It's been a shaky couple of weeks.
I'm starting to really slack off with my schoolwork. I used to dedicate everything I could offer into it. I keep getting nervous about potentially losing my job, which in turn, brings a long list of consequences:
- Financial security
- Having to move back home when I graduate
(no longer being with Aaron, who plans to stay for awhile.)
The only reason I'm worried about my job is because I have yet to be put on payroll after five months. Apparently, the Keg's policy is basically -- you make it when your ass is on payroll. I've done everything in my power to hustle, learn as fast as possible, be polite. According to Lindsey though, she is a little bit put off by the fact that I never "lose my cool" and I'm not "assertive" enough to customers. When a drunk college kid or old man tells me I'm beautiful, or calls me 'hon,' I don't take it as a direct sexist insult. I don't tell said college kid or old man to point-blank "go fuck themselves." I feel it's unnecessary, and everyone needs a compliment every now and again. The girls I work with don't appreciate compliments, I guess.
My friendship with Ben is strained. I don't see him ever, and when I do, he's a condescending asshole (and figure that out, because I didn't think he was smart enough to be a condescending asshole) and lashes out on Aaron only when other people are present. I don't know if he thinks he's slick, but it's right there in big, bold fucking letters: U R JELUZ.
He also says: I miss the Erica from two years ago.
Conveniently, two years ago is when I dated him. And I think I'm the same person: upright, honest, angry, and at the same time usually pretty happy. The only difference between now and two years ago is that I've actually tried to curb my negativity.
I've been hanging out a lot with Doug, Adam, Devon, SJ, Micah and Seth Pacileo (he's back!) lately.

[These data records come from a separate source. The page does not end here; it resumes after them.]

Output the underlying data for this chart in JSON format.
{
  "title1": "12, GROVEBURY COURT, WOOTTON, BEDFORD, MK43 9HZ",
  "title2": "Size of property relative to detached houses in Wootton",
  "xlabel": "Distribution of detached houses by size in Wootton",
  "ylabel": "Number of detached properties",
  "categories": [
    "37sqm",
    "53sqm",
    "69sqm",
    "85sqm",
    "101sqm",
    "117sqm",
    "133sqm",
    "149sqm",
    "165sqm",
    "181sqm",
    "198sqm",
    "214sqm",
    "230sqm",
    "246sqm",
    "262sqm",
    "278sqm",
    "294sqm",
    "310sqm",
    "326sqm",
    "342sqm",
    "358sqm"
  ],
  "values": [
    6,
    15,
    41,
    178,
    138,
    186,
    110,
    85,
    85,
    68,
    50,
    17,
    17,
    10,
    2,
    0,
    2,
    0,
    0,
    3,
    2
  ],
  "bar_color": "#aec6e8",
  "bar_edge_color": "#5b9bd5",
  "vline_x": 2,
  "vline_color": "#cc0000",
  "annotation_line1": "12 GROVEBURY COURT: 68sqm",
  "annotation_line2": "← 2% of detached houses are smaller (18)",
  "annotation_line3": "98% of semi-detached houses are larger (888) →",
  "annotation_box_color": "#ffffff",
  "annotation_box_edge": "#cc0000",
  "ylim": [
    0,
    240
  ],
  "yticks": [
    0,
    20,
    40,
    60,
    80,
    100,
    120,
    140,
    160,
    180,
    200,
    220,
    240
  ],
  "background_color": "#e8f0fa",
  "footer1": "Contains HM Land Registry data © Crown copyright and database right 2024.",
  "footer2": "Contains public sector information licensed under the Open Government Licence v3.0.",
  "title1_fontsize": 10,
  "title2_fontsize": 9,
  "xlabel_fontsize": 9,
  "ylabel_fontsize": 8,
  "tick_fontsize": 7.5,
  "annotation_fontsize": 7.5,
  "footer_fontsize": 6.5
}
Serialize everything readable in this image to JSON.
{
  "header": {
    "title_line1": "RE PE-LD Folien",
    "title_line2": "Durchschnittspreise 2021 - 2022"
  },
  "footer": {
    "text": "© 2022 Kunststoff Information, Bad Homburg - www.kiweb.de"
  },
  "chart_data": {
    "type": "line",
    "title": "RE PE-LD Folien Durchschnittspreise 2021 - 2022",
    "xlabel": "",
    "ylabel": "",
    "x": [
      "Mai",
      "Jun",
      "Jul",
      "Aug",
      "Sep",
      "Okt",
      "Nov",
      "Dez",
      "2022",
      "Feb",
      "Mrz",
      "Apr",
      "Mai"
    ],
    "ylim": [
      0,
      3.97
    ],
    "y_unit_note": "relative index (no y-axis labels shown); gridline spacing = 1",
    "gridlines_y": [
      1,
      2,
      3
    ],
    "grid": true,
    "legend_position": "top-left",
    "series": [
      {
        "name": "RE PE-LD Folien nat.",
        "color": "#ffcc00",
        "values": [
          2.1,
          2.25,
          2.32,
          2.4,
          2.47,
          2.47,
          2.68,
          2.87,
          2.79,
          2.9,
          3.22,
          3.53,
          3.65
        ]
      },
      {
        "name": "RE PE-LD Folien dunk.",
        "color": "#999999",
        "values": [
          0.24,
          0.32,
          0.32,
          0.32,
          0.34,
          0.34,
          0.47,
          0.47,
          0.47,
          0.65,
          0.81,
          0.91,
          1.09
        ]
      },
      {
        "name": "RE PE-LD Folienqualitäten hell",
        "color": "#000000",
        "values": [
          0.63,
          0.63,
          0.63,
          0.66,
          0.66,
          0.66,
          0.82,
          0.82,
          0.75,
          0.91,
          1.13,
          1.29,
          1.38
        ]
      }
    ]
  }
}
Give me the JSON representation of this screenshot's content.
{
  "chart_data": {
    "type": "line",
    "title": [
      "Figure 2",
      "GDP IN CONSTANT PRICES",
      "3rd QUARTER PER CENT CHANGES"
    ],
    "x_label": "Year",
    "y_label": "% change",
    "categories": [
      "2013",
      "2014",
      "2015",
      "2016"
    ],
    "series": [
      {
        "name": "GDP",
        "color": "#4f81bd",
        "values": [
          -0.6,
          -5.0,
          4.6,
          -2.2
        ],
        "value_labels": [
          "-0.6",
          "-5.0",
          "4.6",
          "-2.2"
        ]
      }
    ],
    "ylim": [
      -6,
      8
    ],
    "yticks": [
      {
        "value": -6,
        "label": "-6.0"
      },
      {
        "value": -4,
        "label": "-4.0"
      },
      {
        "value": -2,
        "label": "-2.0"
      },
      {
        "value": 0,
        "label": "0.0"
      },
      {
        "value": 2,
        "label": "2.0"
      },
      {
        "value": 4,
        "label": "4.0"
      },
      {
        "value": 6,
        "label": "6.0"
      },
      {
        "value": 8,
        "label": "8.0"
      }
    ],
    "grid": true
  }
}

I admire their blatant disregard for drama and living like a bunch of punk squatters, beer in hand, cigarette in mouth. In fact, Seth and I have never gotten along so well.
I never get to go out anymore, and when I do, I usually just get fucking wasted because I'm so bored with the people around me. After four cranberry and vodkas, everyone is suddenly really interesting! I miss Meghan a lot. I miss Jordan, even though he lives in my basement. I just never have time.

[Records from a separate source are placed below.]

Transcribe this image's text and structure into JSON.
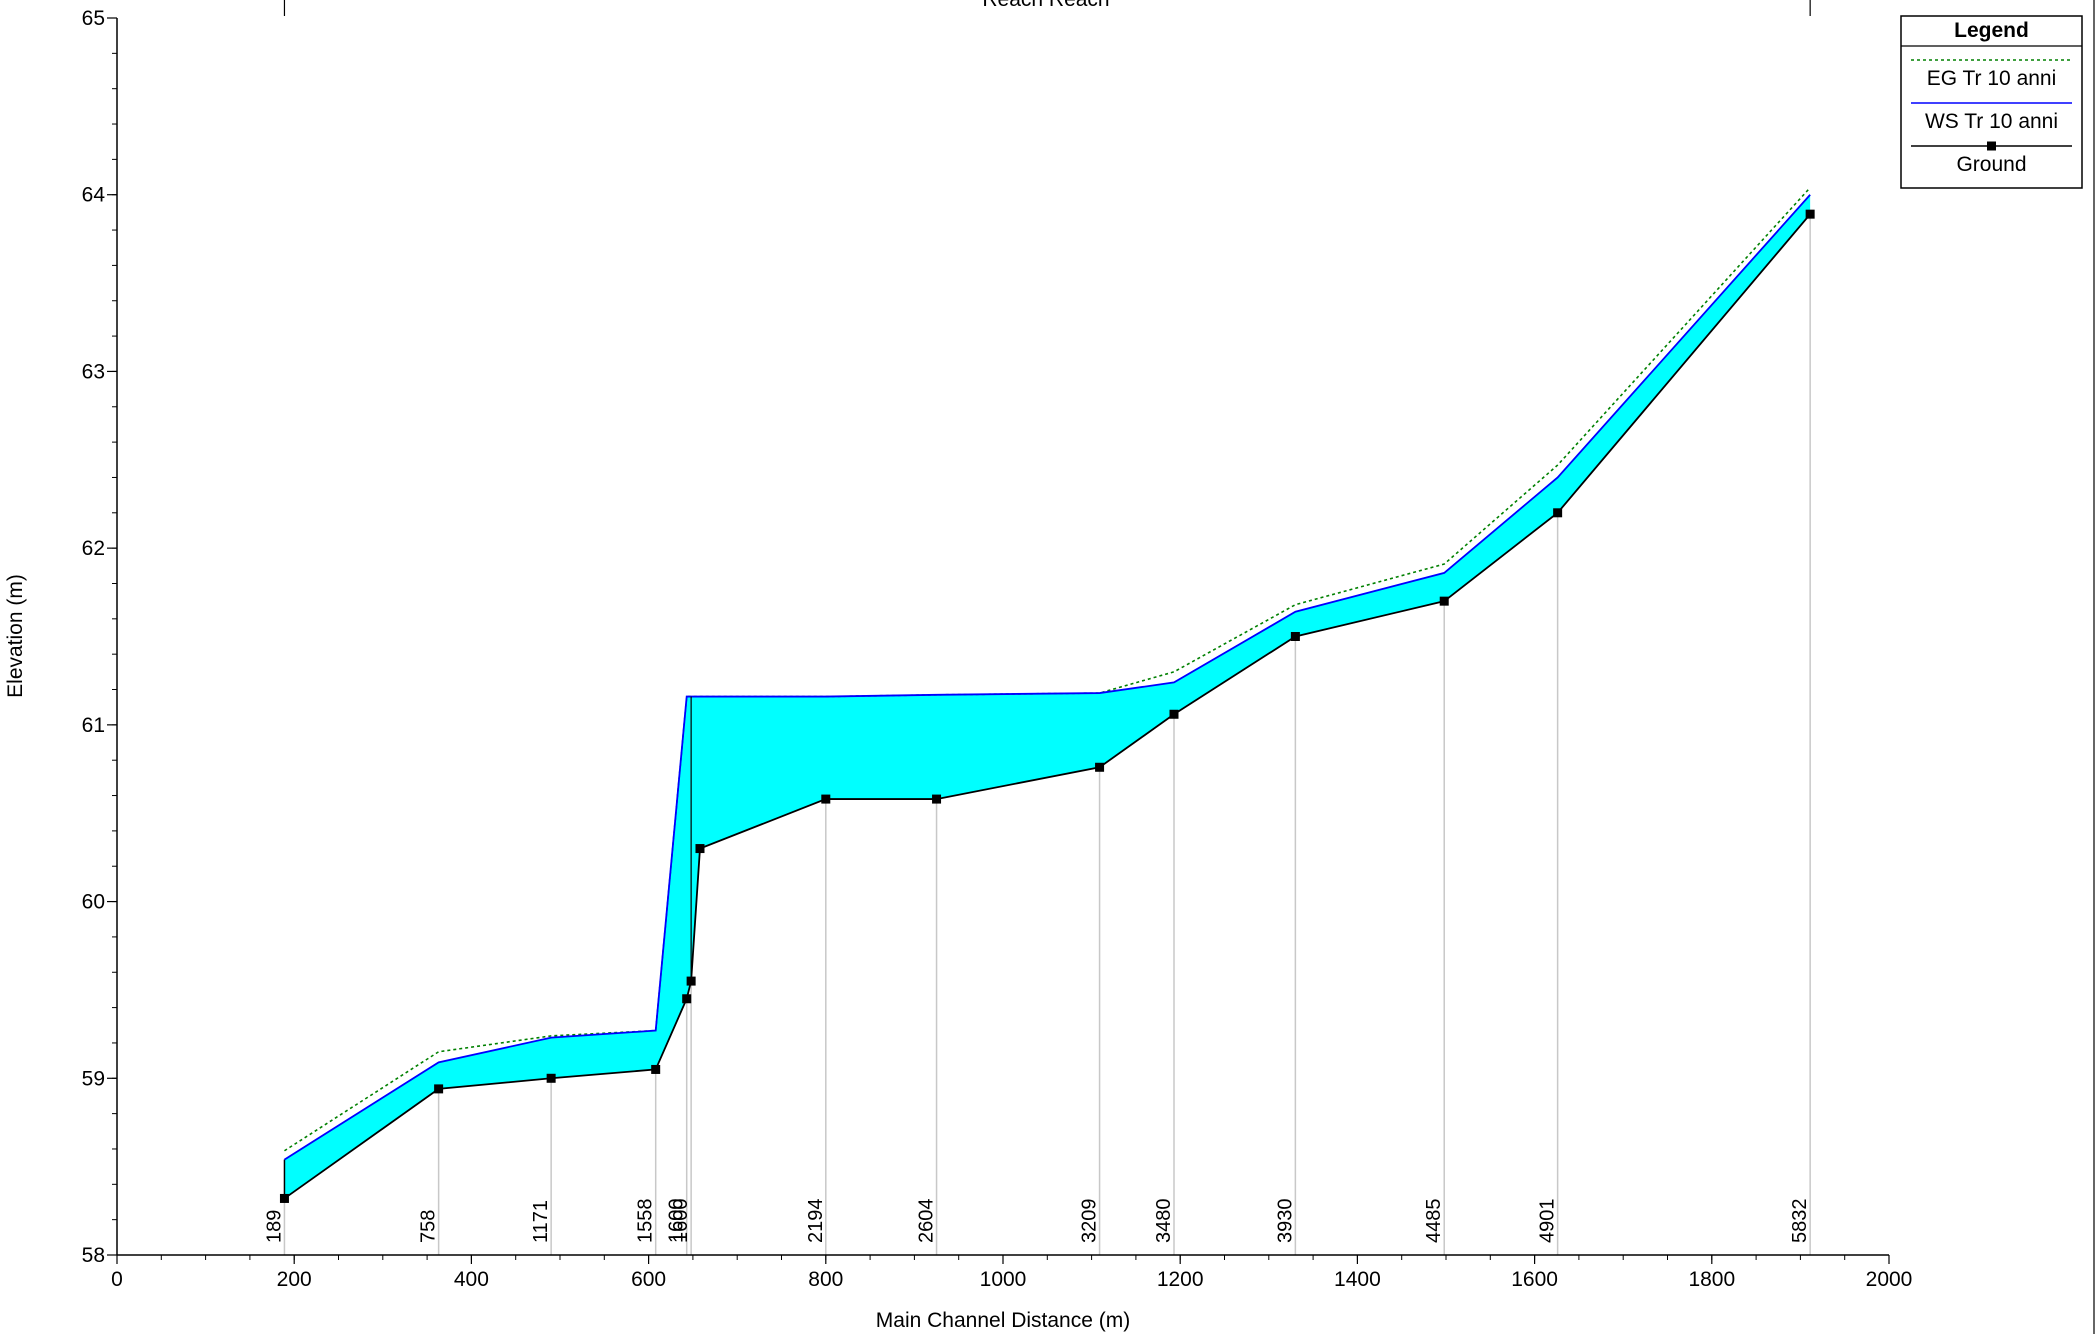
{
  "chart_data": {
    "type": "area",
    "title": "Reach Reach",
    "xlabel": "Main Channel Distance (m)",
    "ylabel": "Elevation (m)",
    "xlim": [
      0,
      2000
    ],
    "ylim": [
      58,
      65
    ],
    "x_ticks": [
      0,
      200,
      400,
      600,
      800,
      1000,
      1200,
      1400,
      1600,
      1800,
      2000
    ],
    "y_ticks": [
      58,
      59,
      60,
      61,
      62,
      63,
      64,
      65
    ],
    "x_minor_step": 50,
    "y_minor_step": 0.2,
    "grid": false,
    "legend": {
      "title": "Legend",
      "placement": "top-right",
      "entries": [
        "EG  Tr 10 anni",
        "WS  Tr 10 anni",
        "Ground"
      ]
    },
    "stations": [
      {
        "label": "189",
        "x": 189,
        "ground": 58.32,
        "ws": 58.54,
        "eg": 58.59
      },
      {
        "label": "758",
        "x": 363,
        "ground": 58.94,
        "ws": 59.09,
        "eg": 59.15
      },
      {
        "label": "1171",
        "x": 490,
        "ground": 59.0,
        "ws": 59.23,
        "eg": 59.24
      },
      {
        "label": "1558",
        "x": 608,
        "ground": 59.05,
        "ws": 59.27,
        "eg": 59.27
      },
      {
        "label": "1600",
        "x": 643,
        "ground": 59.45,
        "ws": 61.16,
        "eg": 61.16
      },
      {
        "label": "1600",
        "x": 648,
        "ground": 59.55,
        "ws": 61.16,
        "eg": 61.16
      },
      {
        "label": "",
        "x": 658,
        "ground": 60.3,
        "ws": 61.16,
        "eg": 61.16
      },
      {
        "label": "2194",
        "x": 800,
        "ground": 60.58,
        "ws": 61.16,
        "eg": 61.16
      },
      {
        "label": "2604",
        "x": 925,
        "ground": 60.58,
        "ws": 61.17,
        "eg": 61.17
      },
      {
        "label": "3209",
        "x": 1109,
        "ground": 60.76,
        "ws": 61.18,
        "eg": 61.18
      },
      {
        "label": "3480",
        "x": 1193,
        "ground": 61.06,
        "ws": 61.24,
        "eg": 61.3
      },
      {
        "label": "3930",
        "x": 1330,
        "ground": 61.5,
        "ws": 61.64,
        "eg": 61.68
      },
      {
        "label": "4485",
        "x": 1498,
        "ground": 61.7,
        "ws": 61.86,
        "eg": 61.91
      },
      {
        "label": "4901",
        "x": 1626,
        "ground": 62.2,
        "ws": 62.4,
        "eg": 62.47
      },
      {
        "label": "5832",
        "x": 1911,
        "ground": 63.89,
        "ws": 64.0,
        "eg": 64.04
      }
    ],
    "series": [
      {
        "name": "EG  Tr 10 anni",
        "color": "#008000",
        "style": "dotted"
      },
      {
        "name": "WS  Tr 10 anni",
        "color": "#0000ff",
        "style": "solid",
        "fill": "#00ffff"
      },
      {
        "name": "Ground",
        "color": "#000000",
        "style": "solid",
        "marker": "square"
      }
    ],
    "station_line_color": "#c8c8c8"
  }
}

On top of that, I have these weird like... zit (?) things on my chest. I think it's from wearing necklaces. But wtf!
But at the end of the day, I'll sit around with Aaron, watching stupid youtube videos, laughing. He always makes me laugh. I get so scared sometimes that this is going to be cut short again, and that I'll just drag on for months and months, not eating, bawling, missing out on life. And if/when that happens: who do I have? No one. Jordan's leaving soon. Ben is cold. Meghan is in Ireland. Karly is in New Jersey.

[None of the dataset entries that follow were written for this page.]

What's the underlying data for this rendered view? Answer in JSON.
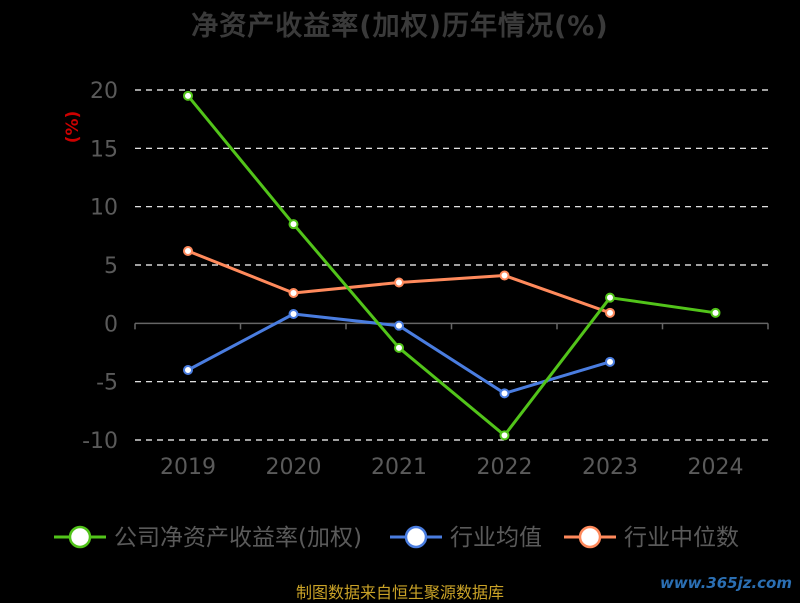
{
  "colors": {
    "background": "#000000",
    "grid": "#ffffff",
    "axis": "#666666",
    "tick_label": "#5a5a5a",
    "ylabel": "#cc0000",
    "source": "#c9a227",
    "watermark": "#2b6fb3"
  },
  "source_note": "制图数据来自恒生聚源数据库",
  "watermark": "www.365jz.com",
  "chart_data": {
    "type": "line",
    "title": "净资产收益率(加权)历年情况(%)",
    "xlabel": "",
    "ylabel": "(%)",
    "categories": [
      "2019",
      "2020",
      "2021",
      "2022",
      "2023",
      "2024"
    ],
    "ylim": [
      -10,
      20
    ],
    "yticks": [
      20,
      15,
      10,
      5,
      0,
      -5,
      -10
    ],
    "grid": true,
    "legend_position": "bottom",
    "series": [
      {
        "name": "公司净资产收益率(加权)",
        "color": "#52c41a",
        "values": [
          19.5,
          8.5,
          -2.1,
          -9.6,
          2.2,
          0.9
        ]
      },
      {
        "name": "行业均值",
        "color": "#4a7de0",
        "values": [
          -4.0,
          0.8,
          -0.2,
          -6.0,
          -3.3,
          null
        ]
      },
      {
        "name": "行业中位数",
        "color": "#ff8a5c",
        "values": [
          6.2,
          2.6,
          3.5,
          4.1,
          0.9,
          null
        ]
      }
    ]
  }
}
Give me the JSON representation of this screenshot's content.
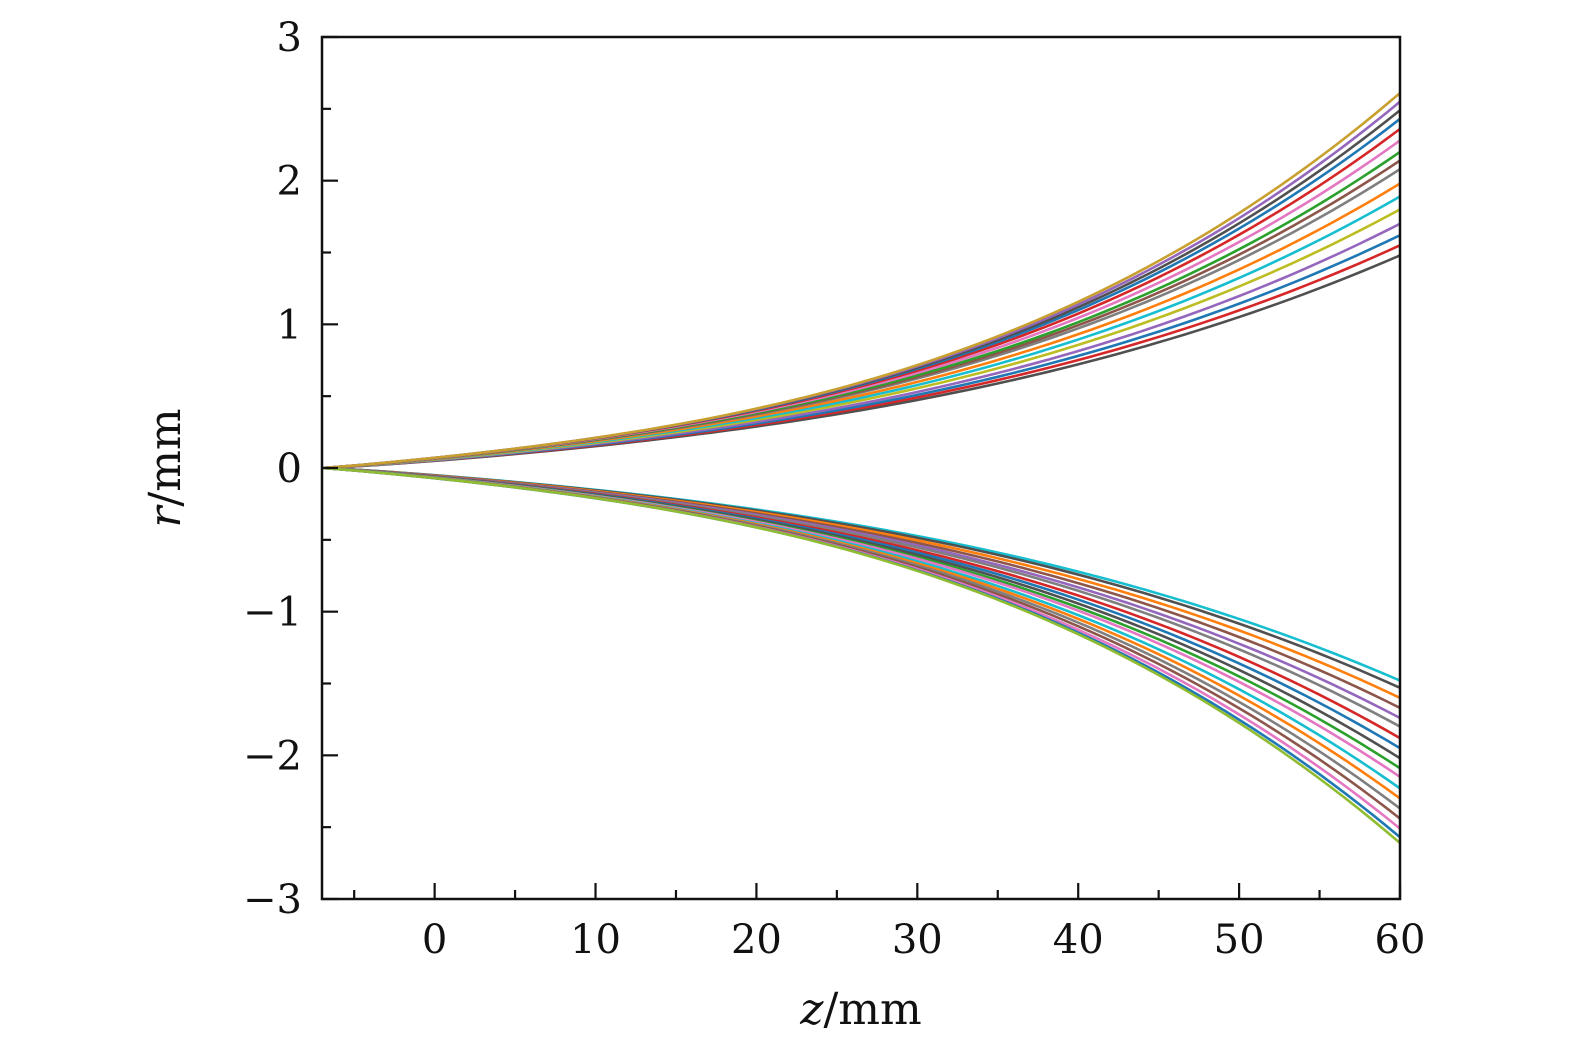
{
  "chart_data": {
    "type": "line",
    "title": "",
    "xlabel": {
      "var": "z",
      "unit": "/mm"
    },
    "ylabel": {
      "var": "r",
      "unit": "/mm"
    },
    "xlim": [
      -7,
      60
    ],
    "ylim": [
      -3,
      3
    ],
    "x_ticks": [
      0,
      10,
      20,
      30,
      40,
      50,
      60
    ],
    "x_tick_labels": [
      "0",
      "10",
      "20",
      "30",
      "40",
      "50",
      "60"
    ],
    "y_ticks": [
      -3,
      -2,
      -1,
      0,
      1,
      2,
      3
    ],
    "y_tick_labels": [
      "−3",
      "−2",
      "−1",
      "0",
      "1",
      "2",
      "3"
    ],
    "x_minor_step": 5,
    "y_minor_step": 0.5,
    "grid": false,
    "legend": "none",
    "z_start": -7,
    "z_end": 60,
    "upper_end_values": [
      1.48,
      1.55,
      1.62,
      1.7,
      1.8,
      1.89,
      1.98,
      2.08,
      2.14,
      2.2,
      2.28,
      2.36,
      2.43,
      2.49,
      2.55,
      2.61
    ],
    "lower_end_values": [
      -1.48,
      -1.53,
      -1.6,
      -1.67,
      -1.74,
      -1.8,
      -1.88,
      -1.95,
      -2.02,
      -2.09,
      -2.15,
      -2.23,
      -2.3,
      -2.37,
      -2.44,
      -2.51,
      -2.57,
      -2.61
    ],
    "upper_colors": [
      "#505050",
      "#d62728",
      "#1f77b4",
      "#9467bd",
      "#bcbd22",
      "#17becf",
      "#ff7f0e",
      "#7f7f7f",
      "#8c564b",
      "#2ca02c",
      "#e377c2",
      "#d62728",
      "#1f77b4",
      "#505050",
      "#9467bd",
      "#c8a030"
    ],
    "lower_colors": [
      "#17becf",
      "#505050",
      "#ff7f0e",
      "#8c564b",
      "#9467bd",
      "#7f7f7f",
      "#d62728",
      "#1f77b4",
      "#505050",
      "#2ca02c",
      "#e377c2",
      "#17becf",
      "#ff7f0e",
      "#7f7f7f",
      "#8c564b",
      "#e377c2",
      "#1f77b4",
      "#8fbc30"
    ]
  }
}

Anyway, I think I'm going to arrange a week during winter break to come home, even if it's not Christmas week. I need to go to the Khyber, I need to feel Kate's bosom, I need to laze on the couch with my grandparents (they're not getting any younger.) I'm going to volunteer to work on Thanksgiving because everyone else has a family to go home to. And what the fuck do I have to do? Nothing.